Alimentation végétarienne et surpoids
Les études épidémiologiques montrent que les végétariens ont tendance à avoir un index de masse corporelle (IMC) plus faible et, donc, un risque d’obésité moindre que les non végétariens. Par exemple, dans la cohorte Adventist Health Study-2, l'IMC moyen était le plus bas chez les végétaliens (23,6 kg/m2) et progressivement plus élevé chez les lacto-ovo-végétariens (25,7 kg/m2), les pesco-végétariens (26,3 kg/m2) et les omnivores (28,8 kg/m2, proche du seuil d’obésité).
Concernant l’adoption d’une alimentation végétarienne dans une optique de perte de poids, une synthèse des connaissances de 2024 portant sur 27 essais d'intervention (3361 participants) et 6 méta-analyses (9168 participants, 61 essais) a montré que 75 % de ces études retrouvent une diminution significative du poids dans le groupe végétarien, en moyenne de -5,0 kg (-1,8 à -12,1 kg).
Dans leur rapport, les experts de l’Anses concluent qu’un régime végétarien, comparé à un régime non végétarien, ne semble pas associé à une perte ou un gain de poids chez l’adulte. Mais ils précisent également qu’une alimentation végétalienne/végane semble associée à un gain de poids plus faible au cours du temps chez l’adulte.

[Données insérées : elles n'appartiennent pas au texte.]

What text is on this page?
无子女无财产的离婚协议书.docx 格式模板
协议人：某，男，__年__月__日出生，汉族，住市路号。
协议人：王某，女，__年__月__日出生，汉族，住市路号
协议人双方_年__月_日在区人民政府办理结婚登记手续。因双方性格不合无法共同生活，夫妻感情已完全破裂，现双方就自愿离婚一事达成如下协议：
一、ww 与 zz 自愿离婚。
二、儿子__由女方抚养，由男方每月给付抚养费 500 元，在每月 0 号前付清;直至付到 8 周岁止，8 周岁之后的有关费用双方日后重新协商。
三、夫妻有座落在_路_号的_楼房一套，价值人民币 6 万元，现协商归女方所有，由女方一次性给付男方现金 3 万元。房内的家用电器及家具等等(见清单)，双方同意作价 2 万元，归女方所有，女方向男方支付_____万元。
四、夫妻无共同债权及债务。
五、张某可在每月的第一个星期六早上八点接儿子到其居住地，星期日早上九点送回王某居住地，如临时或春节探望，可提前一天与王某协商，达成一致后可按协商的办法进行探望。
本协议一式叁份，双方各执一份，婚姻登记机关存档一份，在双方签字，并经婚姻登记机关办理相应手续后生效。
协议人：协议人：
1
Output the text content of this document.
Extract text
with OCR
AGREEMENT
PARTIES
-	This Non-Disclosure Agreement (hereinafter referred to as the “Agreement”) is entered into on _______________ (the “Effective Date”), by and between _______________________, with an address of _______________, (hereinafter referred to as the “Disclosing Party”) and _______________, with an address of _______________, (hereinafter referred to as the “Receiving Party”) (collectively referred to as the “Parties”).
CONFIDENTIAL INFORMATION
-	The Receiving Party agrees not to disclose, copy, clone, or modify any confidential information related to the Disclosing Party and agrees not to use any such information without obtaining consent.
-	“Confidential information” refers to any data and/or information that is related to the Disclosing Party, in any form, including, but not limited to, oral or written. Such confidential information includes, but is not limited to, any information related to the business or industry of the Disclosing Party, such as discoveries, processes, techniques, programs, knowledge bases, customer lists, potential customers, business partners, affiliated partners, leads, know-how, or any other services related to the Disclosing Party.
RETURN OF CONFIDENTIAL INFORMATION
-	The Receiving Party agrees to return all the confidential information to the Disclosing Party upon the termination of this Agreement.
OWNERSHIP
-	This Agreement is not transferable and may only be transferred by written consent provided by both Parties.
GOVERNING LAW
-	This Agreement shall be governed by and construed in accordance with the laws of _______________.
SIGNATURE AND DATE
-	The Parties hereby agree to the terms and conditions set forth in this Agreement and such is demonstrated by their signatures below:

En conclusion, l’alimentation végétarienne semble apporter certains bénéfices en termes de santé du cœur et des vaisseaux, en particulier sur le risque d’infarctus et de diabète de type 2. Mais elle ne peut, à elle seule, agir sur l’ensemble des facteurs de risque et des maladies. Elle nécessite d’être complétée par d’autres mesures de prévention, en particulier une activité physique régulière, l’arrêt du tabac et une alimentation équilibrée et diversifiée (ce qui n’est pas garanti par l’adoption d’une alimentation végétarienne qui peut, elle aussi, s’avérer trop riche ou déséquilibrée).